Dubbed as a capital of new energy, Changzhou City, east China’s Jiangsu Province, reported a regional gross domestic product (GDP) of 1.01 trillion yuan (about 140.8 billion U.S. dollars) in 2023, up 6.8 percent year on year, the local statistics department said Tuesday.
​With a population of around five million, Changzhou has become the least populated Chinese city with a regional GDP of over one trillion yuan, joining Suzhou, Nanjing, Wuxi, and Nantong as the fifth city in Jiangsu Province to achieve this milestone.
As a manufacturing hub in the Yangtze River Delta, the city has magnetized a thriving cluster of top-notch battery and new energy vehicle (NEV) makers, infusing robust momentum into its economic growth.
The output value of the new energy industry in the city reached about 768 billion yuan last year, and the city aims to expand the output value to over one trillion yuan by 2025, according to Chen Jinhu, Party chief of Changzhou. “The new energy industry is a winning formula for Changzhou’s development.”
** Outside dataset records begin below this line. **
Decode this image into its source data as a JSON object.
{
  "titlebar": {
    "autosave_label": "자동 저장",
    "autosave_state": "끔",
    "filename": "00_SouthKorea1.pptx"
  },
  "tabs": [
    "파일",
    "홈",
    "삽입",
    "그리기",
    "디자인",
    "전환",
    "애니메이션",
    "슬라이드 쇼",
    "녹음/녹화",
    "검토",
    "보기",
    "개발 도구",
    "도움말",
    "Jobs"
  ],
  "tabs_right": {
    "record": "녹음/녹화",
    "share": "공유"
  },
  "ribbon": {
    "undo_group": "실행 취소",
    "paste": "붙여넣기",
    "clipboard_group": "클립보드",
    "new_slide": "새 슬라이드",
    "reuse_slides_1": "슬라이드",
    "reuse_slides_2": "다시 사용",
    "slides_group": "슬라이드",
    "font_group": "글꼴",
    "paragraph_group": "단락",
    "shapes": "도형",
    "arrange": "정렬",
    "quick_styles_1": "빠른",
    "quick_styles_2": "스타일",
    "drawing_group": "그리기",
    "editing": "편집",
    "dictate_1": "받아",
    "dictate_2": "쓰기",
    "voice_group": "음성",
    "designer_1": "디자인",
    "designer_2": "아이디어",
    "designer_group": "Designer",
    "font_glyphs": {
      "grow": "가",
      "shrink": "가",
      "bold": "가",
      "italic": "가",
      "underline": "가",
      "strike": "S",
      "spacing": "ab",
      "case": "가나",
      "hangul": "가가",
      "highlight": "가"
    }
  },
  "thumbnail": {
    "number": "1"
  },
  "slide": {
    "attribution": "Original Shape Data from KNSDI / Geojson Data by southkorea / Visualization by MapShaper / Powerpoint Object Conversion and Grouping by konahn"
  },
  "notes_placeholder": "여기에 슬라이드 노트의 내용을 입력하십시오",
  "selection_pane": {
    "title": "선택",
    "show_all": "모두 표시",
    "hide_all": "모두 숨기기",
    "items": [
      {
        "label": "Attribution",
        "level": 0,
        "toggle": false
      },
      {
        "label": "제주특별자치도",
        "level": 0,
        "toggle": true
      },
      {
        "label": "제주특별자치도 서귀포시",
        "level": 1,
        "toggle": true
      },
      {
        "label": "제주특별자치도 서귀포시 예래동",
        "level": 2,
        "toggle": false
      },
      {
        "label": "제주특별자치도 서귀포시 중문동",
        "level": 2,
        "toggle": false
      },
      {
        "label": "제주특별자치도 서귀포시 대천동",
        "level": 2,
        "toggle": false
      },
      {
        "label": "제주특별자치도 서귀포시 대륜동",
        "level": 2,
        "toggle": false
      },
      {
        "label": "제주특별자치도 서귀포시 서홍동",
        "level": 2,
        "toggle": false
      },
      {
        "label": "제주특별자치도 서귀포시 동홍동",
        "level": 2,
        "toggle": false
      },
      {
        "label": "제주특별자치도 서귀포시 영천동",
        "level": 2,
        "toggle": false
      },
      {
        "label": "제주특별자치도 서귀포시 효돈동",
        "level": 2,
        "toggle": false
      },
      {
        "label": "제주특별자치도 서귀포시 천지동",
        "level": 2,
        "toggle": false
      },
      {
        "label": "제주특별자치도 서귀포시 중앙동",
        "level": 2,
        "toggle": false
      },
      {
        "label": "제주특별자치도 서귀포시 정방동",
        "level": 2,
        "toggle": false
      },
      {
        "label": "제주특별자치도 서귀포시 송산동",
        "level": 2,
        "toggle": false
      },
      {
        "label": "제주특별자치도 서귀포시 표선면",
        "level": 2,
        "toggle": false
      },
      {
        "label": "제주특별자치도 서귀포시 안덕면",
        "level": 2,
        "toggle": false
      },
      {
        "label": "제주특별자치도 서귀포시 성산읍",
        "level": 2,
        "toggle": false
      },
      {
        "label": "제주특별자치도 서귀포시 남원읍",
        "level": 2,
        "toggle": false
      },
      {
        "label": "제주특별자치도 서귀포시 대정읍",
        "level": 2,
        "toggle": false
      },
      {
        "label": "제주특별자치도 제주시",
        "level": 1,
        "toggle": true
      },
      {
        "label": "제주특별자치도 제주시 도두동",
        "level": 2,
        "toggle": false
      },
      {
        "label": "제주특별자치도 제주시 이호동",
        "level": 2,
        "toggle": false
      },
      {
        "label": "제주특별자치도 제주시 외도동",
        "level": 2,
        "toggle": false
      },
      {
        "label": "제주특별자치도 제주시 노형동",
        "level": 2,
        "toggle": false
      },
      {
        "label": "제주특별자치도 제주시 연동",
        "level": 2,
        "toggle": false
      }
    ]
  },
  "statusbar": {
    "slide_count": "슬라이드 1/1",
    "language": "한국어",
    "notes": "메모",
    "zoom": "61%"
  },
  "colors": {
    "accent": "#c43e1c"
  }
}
Data show that the industrial chain integrity of power batteries in Changzhou has reached 97 percent, ranking first in China, and the output accounts for 20 percent of the country’s production capacity.
The city also contributes to 10 percent of Chinese-made photovoltaic cells and modules. In 2023, it produced more than 700,000 NEVs, accounting for 70 percent of those made in Jiangsu.
“Changzhou’s new energy industry cluster is very developed and highly concentrated, so it fosters strong innovation capacity and great efficiency in production,” said Zhang Yaojun, a professor from Renmin University of China.
Plenty of foreign-funded companies in new energy have also settled in Changzhou and benefited from the local industrial chain.
“We choose Changzhou because we need a place where we can get to scale very quickly, and Changzhou offers a unique combination of supply chain infrastructure,” said Jorg Heinemann, CEO of America’s EnerVenue, a storage battery supplier. “We want to be a large part of Changzhou’s new energy vision and scale here and grow very big in this location.”
And the progress of Changzhou is the epitome of how China is continuously moving toward the green transition. The city representatives were invited to a side event at the China Pavilion of the COP28 climate change conference last year.
“For Changzhou, new energy is not just an industry, and the ultimate participants and beneficiaries of promoting green and low-carbon development are the people,” said Wang Xiaodong, a local official, at the event.